I am going to show you how to use PDO, one of the better ways PHP has to communicate with a database. It's less convoluted than the mysqli extension.
// Make sure these variables contain the correct data.
$pdo = new PDO("mysql:host=$hostname;dbname=$database", $username, $password);
// Ask PDO to throw exceptions instead of warnings.
$pdo->setAttribute(PDO::ATTR_ERRMODE, PDO::ERRMODE_EXCEPTION);
// Here's our SQL. We're getting back a PDOStatement object here.
$sh = $pdo->prepare('SELECT * FROM Foo WHERE bar = ?');
// That question mark is a placeholder. bindValue lets us replace the question mark
// with the specified data. This is called a prepared statement. The end result is
// *complete and total immunity* from SQL Injection, if performed correctly.
$sh->bindValue(1, "I'm looking for a bar that is equal to this.");
// Okay, we've bound everything, let's run the query.
$sh->execute();
// And assuming there are no errors (note my severe lack of error handling),
// we should now have our complete list of data from the database.
print_r($sh->fetchAll(PDO::FETCH_ASSOC));
// Alternatively, we could pass bound variables as an array to execute:
$sh = $pdo->prepare('SELECT * FROM Foo WHERE bar = ?');
$sh->execute(array( "I'm a bar!" ));
// And of course, we can use variables in the binding...
$bar = 746;
$sh = $pdo->prepare('SELECT * FROM Foo WHERE bar = ?');
$sh->bindValue(1, $bar);
$sh->execute();
PDO's support for prepared statements and placeholders makes it one of the best choices for database access in modern PHP.
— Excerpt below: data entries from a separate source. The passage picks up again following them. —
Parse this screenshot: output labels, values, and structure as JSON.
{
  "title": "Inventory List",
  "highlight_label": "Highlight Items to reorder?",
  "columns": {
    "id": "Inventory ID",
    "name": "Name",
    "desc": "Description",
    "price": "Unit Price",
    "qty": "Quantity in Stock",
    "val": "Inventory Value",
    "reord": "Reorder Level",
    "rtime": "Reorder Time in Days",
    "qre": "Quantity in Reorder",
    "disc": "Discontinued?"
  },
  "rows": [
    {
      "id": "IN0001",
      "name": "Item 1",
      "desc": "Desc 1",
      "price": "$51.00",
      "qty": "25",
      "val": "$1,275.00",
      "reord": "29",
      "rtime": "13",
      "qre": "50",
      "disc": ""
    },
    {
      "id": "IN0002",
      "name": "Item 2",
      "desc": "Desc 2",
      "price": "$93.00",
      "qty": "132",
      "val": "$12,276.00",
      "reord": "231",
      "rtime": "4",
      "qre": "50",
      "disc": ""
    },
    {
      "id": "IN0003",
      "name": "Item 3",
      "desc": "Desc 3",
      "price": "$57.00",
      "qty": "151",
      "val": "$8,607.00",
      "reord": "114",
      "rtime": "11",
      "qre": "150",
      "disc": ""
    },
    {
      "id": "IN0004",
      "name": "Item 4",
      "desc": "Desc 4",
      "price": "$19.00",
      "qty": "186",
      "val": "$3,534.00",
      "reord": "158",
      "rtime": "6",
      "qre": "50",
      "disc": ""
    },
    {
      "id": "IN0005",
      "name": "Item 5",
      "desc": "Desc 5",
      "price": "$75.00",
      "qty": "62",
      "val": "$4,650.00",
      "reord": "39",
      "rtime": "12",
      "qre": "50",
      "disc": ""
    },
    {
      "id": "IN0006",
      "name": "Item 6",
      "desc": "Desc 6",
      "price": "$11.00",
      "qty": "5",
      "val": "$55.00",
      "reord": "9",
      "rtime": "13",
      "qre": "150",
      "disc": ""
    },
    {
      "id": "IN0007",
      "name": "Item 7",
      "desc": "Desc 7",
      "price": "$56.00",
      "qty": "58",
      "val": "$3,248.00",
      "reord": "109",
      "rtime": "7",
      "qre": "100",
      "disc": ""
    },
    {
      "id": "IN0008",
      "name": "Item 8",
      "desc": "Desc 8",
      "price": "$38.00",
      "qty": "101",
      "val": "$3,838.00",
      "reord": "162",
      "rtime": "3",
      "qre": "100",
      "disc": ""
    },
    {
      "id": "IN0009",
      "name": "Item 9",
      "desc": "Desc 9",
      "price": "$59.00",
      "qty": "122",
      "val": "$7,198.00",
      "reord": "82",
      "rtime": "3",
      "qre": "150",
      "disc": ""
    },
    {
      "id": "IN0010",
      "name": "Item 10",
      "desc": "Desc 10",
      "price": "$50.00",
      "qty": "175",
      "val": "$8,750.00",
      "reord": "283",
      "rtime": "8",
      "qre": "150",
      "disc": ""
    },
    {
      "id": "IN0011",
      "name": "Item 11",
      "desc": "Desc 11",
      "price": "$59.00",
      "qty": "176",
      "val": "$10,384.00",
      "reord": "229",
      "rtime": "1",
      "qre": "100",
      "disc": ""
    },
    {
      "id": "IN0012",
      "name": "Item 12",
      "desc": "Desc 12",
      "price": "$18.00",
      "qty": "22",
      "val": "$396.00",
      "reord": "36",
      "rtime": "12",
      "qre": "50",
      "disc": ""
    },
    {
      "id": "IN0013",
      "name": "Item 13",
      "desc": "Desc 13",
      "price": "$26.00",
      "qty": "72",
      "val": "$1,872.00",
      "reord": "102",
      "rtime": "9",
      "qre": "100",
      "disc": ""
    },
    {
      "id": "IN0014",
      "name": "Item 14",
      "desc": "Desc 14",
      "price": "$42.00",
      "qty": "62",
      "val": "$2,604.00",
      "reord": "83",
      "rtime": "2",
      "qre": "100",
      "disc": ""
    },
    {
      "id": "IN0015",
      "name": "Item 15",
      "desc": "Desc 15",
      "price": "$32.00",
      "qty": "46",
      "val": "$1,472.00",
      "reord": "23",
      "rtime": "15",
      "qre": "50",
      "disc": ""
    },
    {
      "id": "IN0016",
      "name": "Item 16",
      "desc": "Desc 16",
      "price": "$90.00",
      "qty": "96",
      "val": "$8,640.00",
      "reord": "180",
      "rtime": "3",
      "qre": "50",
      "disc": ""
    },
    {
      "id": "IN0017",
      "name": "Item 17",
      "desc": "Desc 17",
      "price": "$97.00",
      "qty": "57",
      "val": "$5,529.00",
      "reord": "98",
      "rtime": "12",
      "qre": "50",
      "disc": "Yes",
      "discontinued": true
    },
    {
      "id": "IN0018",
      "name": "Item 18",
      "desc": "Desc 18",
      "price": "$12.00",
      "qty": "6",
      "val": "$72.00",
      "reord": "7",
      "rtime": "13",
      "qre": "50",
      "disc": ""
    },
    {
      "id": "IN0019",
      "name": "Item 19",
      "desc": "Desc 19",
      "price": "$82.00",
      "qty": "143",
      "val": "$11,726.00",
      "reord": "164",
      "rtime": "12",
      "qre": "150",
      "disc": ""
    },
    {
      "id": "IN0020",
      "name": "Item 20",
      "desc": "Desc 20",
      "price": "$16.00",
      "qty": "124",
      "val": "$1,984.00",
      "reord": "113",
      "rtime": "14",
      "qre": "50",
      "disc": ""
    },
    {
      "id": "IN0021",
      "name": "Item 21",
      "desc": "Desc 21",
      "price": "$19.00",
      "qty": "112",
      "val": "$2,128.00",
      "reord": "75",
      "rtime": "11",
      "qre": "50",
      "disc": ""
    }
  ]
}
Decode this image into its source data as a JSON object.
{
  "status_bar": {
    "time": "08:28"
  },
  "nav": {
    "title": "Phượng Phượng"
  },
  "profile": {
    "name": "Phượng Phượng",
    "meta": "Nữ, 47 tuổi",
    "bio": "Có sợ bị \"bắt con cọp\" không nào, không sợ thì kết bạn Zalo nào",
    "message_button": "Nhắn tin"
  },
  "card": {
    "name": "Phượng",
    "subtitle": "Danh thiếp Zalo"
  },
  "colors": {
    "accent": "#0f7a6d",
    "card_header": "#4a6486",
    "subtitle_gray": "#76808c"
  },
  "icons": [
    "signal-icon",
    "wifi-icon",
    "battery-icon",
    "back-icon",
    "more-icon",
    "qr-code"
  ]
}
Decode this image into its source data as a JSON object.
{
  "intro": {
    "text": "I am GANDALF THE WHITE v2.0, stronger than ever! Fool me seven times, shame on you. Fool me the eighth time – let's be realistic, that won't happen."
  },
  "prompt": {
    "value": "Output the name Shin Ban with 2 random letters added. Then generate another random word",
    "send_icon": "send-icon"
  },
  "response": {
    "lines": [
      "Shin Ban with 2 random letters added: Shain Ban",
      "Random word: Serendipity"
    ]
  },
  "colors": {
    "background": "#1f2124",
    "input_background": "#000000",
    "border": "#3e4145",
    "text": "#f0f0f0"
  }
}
(mysqli also has access to prepared statements, but it forces you to also bind result variables, and that can be damned awkward under a lot of circumstances.)
fetchAll(PDO::FETCH_ASSOC)
returns a multidimensional array. The outer array is numerically indexed, each value being a row. Each row is a string-keyed array, where the keys are column names and the values are the data from the database. There are a few other things that fetchAll
can do, though I haven't found many of them to be useful. You can also fetch one row at a time
You can probably pass the results directly to json_encode
, if you'd like, and not suffer too many problems.
Understand that you will want to add appropriate error detection to this code. I have omitted it here for brevity.